Stepped-up Afghan guerrilla action slows Soviet pullout
The Soviet withdrawal from Afghanistan has slowed and might fall short of achieving a 50 percent reduction in occupation forces by Monday, Western diplomats and resistance sources say. There has been intensified guerrilla activity around key highways and cities in recent weeks, apparently comlicating the pullout. Only 32,000 of what the Soviets say are 100,000 troops (Western estimates are 115,00 troops) were believed to have left by end of July. But, says a Western diplomat in Pakistan, ``Even if they don't make [the Aug. 15 deadline], we still think they're pulling out.''
Other diplomats speculate that the Soviets will be forced to speed up their pullout for security reasons once the bulk of troops have been removed. But many Afghans are convinced the Soviets intend to keep backing Kabul with supplies as well as combat troops deployed from inside the Soviet Union. Also, the Soviets have said they will leave behind ``advisers'' - estimated at 10,000 - to assist the ruling communist People's Democratic Party of Afghanistan.
``We shall only believe them once they have all gone,'' said leading guerrilla commander Abdul Haq recently.
Nevertheless most guerrilla groups indicate they will refrain from directly attacking withdrawing forces, so Moscow will not have an excuse to perpetuate its occupation. But the more fundamentalist groups say they will fight the Soviets wherever they may be.

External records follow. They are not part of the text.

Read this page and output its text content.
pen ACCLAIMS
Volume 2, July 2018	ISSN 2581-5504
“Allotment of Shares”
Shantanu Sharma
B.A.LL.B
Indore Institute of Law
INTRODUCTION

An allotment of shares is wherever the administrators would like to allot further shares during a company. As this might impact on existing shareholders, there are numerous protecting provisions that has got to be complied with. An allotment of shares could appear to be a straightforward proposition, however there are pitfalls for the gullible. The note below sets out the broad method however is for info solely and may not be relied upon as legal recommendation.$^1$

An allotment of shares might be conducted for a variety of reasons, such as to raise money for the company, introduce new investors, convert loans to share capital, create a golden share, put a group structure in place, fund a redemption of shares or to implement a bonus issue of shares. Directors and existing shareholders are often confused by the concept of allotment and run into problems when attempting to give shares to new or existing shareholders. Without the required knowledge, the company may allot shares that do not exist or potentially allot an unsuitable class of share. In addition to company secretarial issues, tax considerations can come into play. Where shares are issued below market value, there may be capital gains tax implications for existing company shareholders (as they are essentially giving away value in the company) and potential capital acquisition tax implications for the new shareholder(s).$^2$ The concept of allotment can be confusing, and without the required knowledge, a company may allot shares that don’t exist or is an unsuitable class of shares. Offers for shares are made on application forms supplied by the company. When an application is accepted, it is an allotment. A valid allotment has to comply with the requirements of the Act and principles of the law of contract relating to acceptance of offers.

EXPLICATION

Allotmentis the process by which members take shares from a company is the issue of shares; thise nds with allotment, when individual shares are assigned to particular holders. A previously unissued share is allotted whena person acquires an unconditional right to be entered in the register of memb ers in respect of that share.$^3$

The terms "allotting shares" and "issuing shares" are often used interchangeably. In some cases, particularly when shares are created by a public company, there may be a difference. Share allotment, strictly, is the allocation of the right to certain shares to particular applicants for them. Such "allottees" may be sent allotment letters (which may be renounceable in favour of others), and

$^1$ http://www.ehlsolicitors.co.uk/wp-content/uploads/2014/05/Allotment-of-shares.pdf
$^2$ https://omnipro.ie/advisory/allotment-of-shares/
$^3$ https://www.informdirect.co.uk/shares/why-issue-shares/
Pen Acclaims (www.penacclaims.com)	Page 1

In recent weeks, the mujahideen, as guerrillas are known, have stepped up actions against Kabul and Afghan government-controlled regional centers such as Gardez, where the Soviets have been obliged to deploy heavy air cover to keep vehicles moving.
With rockets hitting and reportedly destroying aircraft on the ground, Western diplomats say Soviet troops have increased their defense responsibilities around Kabul airport. The Afghan regime also announced the creation of a special security force to protect the capital. The guerrillas are now reportedly operating within 10 miles of the city center. At least 150 rockets were fired into the city during the third week of July, killing both military personnel and civilians. One rocket hit the French Embassy; another landed near the US Embassy compound.

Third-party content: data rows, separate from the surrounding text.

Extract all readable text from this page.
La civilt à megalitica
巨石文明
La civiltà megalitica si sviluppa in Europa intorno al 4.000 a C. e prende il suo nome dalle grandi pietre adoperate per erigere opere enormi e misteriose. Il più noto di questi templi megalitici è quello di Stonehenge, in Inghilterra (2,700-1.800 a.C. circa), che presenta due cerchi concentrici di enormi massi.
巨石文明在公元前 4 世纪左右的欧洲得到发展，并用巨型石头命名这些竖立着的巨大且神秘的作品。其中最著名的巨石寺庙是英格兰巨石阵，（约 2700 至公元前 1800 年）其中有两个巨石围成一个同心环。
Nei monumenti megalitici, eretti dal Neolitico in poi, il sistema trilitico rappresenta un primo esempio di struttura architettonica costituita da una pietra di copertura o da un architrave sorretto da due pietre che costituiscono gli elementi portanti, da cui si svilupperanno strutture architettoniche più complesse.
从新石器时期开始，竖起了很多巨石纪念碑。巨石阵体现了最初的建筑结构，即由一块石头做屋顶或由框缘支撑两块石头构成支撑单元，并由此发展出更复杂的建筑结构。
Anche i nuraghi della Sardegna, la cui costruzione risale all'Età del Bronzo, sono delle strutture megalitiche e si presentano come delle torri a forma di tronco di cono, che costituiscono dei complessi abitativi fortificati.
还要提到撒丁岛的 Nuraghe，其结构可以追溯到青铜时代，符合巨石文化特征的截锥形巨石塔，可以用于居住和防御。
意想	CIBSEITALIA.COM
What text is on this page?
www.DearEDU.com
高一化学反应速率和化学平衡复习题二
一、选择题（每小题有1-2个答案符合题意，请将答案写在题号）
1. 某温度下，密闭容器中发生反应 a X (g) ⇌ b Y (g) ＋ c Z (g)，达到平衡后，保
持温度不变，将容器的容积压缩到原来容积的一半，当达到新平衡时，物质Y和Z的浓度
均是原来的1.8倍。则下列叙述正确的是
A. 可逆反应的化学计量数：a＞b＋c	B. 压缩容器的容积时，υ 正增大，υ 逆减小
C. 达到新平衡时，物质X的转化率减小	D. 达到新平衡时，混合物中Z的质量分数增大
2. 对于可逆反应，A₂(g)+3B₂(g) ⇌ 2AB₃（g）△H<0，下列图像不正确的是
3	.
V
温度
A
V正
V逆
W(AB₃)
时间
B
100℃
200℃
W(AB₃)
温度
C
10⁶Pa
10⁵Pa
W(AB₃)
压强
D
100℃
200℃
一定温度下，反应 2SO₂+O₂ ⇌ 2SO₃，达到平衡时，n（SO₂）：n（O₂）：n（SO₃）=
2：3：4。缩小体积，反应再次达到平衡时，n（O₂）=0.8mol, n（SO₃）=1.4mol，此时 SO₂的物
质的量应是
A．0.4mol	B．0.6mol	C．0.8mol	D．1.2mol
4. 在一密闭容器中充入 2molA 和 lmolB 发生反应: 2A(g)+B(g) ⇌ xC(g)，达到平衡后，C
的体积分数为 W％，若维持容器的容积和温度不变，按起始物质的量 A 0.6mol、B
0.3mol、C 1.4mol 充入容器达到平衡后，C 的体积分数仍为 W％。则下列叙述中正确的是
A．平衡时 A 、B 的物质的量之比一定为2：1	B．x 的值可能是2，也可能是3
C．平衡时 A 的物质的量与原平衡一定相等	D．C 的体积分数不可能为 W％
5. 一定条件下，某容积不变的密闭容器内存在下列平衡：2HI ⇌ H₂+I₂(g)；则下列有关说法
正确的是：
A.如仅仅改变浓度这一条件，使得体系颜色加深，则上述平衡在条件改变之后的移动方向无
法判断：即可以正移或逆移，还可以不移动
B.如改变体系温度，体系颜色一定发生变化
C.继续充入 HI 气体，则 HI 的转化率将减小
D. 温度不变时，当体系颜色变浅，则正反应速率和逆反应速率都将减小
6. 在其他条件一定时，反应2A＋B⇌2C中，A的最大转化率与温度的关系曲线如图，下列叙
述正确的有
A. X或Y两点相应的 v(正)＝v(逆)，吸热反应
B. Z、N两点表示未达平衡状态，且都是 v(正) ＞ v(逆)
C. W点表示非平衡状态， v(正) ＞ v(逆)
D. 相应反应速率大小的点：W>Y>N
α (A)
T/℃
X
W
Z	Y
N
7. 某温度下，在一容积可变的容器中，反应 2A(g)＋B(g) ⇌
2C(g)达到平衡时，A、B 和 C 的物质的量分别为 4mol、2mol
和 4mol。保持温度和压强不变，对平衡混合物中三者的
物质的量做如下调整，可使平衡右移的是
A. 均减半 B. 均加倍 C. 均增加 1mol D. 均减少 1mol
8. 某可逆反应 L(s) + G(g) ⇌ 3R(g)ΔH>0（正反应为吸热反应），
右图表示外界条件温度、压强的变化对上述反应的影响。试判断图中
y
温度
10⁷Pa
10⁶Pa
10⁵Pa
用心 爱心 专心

Not all the missiles are believed to have been launched by the guerrillas, diplomats say. Some sources suggest the government may be responsible, in a bid to discredit the resistance for firing indiscriminately into civilian areas.

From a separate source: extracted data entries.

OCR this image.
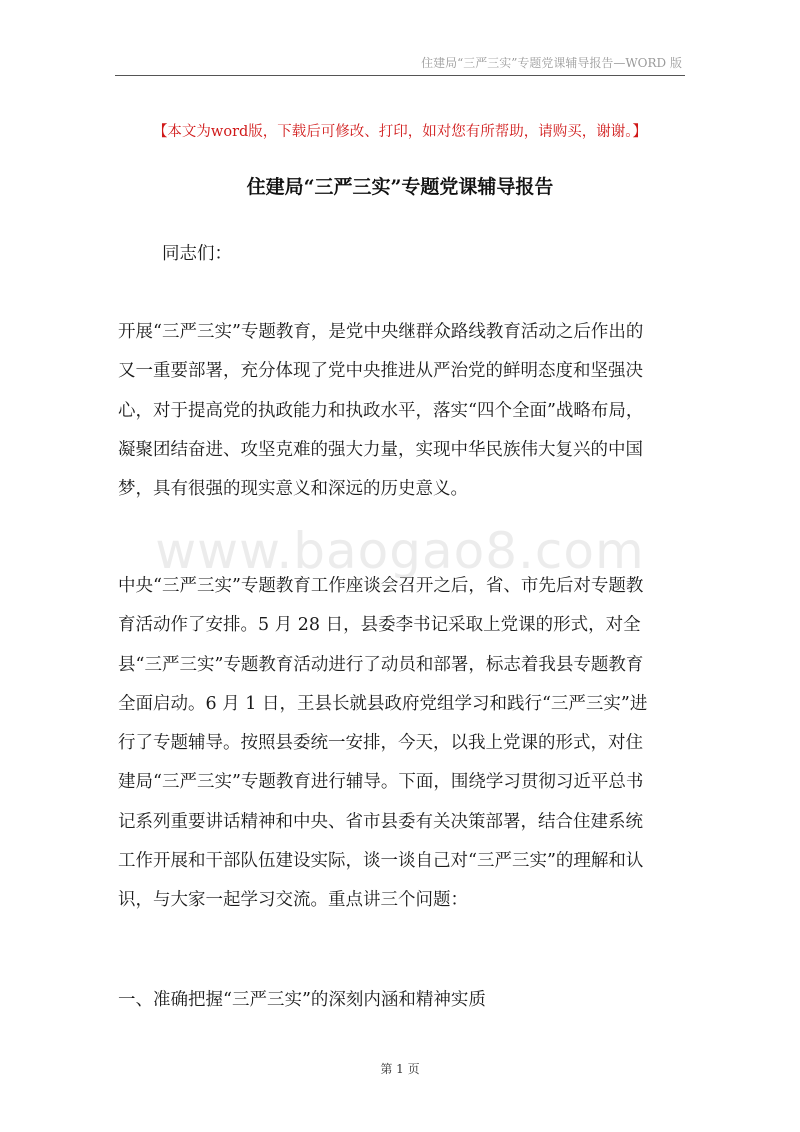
住建局“三严三实”专题党课辅导报告—WORD 版
【本文为word版，下载后可修改、打印，如对您有所帮助，请购买，谢谢。】
住建局“三严三实”专题党课辅导报告
同志们：
www.baogao8.com
开展“三严三实”专题教育，是党中央继群众路线教育活动之后作出的
又一重要部署，充分体现了党中央推进从严治党的鲜明态度和坚强决
心，对于提高党的执政能力和执政水平，落实“四个全面”战略布局，
凝聚团结奋进、攻坚克难的强大力量，实现中华民族伟大复兴的中国
梦，具有很强的现实意义和深远的历史意义。
中央“三严三实”专题教育工作座谈会召开之后，省、市先后对专题教
育活动作了安排。5 月 28 日，县委李书记采取上党课的形式，对全
县“三严三实”专题教育活动进行了动员和部署，标志着我县专题教育
全面启动。6 月 1 日，王县长就县政府党组学习和践行“三严三实”进
行了专题辅导。按照县委统一安排，今天，以我上党课的形式，对住
建局“三严三实”专题教育进行辅导。下面，围绕学习贯彻习近平总书
记系列重要讲话精神和中央、省市县委有关决策部署，结合住建系统
工作开展和干部队伍建设实际，谈一谈自己对“三严三实”的理解和认
识，与大家一起学习交流。重点讲三个问题：
一、准确把握“三严三实”的深刻内涵和精神实质
第 1 页
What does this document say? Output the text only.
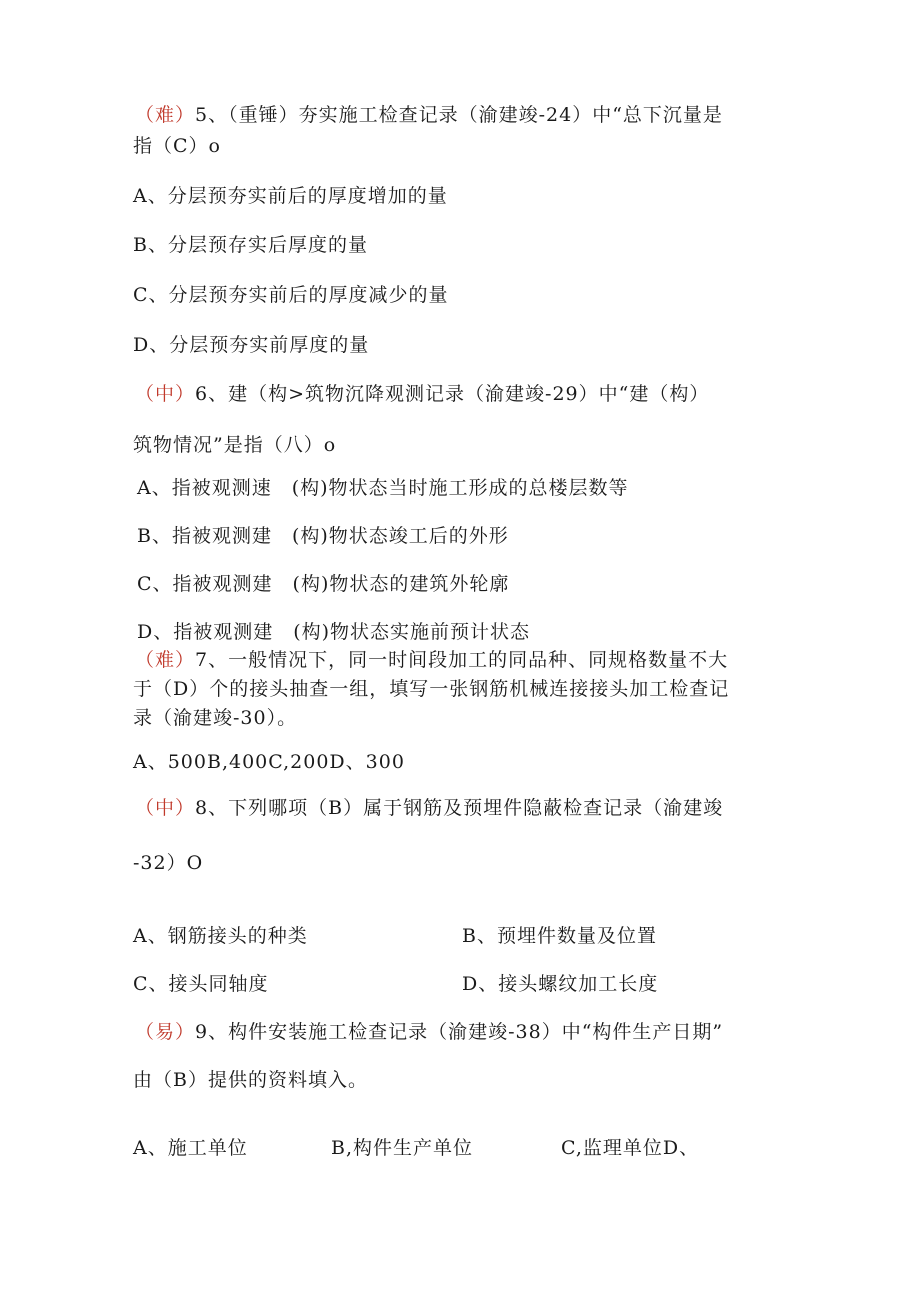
（难）5、（重锤）夯实施工检查记录（渝建竣-24）中“总下沉量是
指（C）o
A、分层预夯实前后的厚度增加的量
B、分层预存实后厚度的量
C、分层预夯实前后的厚度减少的量
D、分层预夯实前厚度的量
（中）6、建（构>筑物沉降观测记录（渝建竣-29）中“建（构）
筑物情况”是指（八）o
A、指被观测速　(构)物状态当时施工形成的总楼层数等
B、指被观测建　(构)物状态竣工后的外形
C、指被观测建　(构)物状态的建筑外轮廓
D、指被观测建　(构)物状态实施前预计状态
（难）7、一般情况下，同一时间段加工的同品种、同规格数量不大
于（D）个的接头抽查一组，填写一张钢筋机械连接接头加工检查记
录（渝建竣-30）。
A、500B,400C,200D、300
（中）8、下列哪项（B）属于钢筋及预埋件隐蔽检查记录（渝建竣
-32）O
A、钢筋接头的种类	B、预埋件数量及位置
C、接头同轴度	D、接头螺纹加工长度
（易）9、构件安装施工检查记录（渝建竣-38）中“构件生产日期”
由（B）提供的资料填入。
A、施工单位	B,构件生产单位	C,监理单位D、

In a move bitterly criticized by the Kabul regime, Western embassies are in the process of removing all dependents and nonessential personnel from the city. Most East Europeans, too, have reduced their diplomatic representations or withdrawn advisers. Such developments are widely seen by Western observers as lack of confidence by East-bloc nations in the ability of the faction-ridden ruling party to hold its own against the resistance.
Similarly, diplomats feel that Soviet charges last month of direct Pakistani military participation in guerrilla rocket attacks may be an attempt to rationalize the inability of Soviet-Afghan forces to defend the capital and to explain recent military setbacks elsewhere.
At press time, Western and resistance sources in Pakistan were unable to confirm Moscow's claims that it has withdrawn its 2,000 remaining troops from the strategic city of Kandahar.
Resistance sources say the Soviet Army has been bringing in Soviet-trained sarandoy (militia) and Army contingents to replace its forces and defend Kabul's last major stronghold in the south.
As long as Soviet troops remained, many observers have considered it unlikely that Kandahar would fall. These observers are keenly watching the Kandahar situation for indications of what might follow a Soviet departure, as the war develops into more of an Afghan-against-Afghan conflict.
``If the Soviets have indeed left, what happens in Kandahar will prove to be a key to what happens elsewhere in the country,'' says a West European diplomat in Islamabad. Some predict a government collapse within six to eight weeks; others caution that Kandahar's militia forces have already proven to be tough fighters.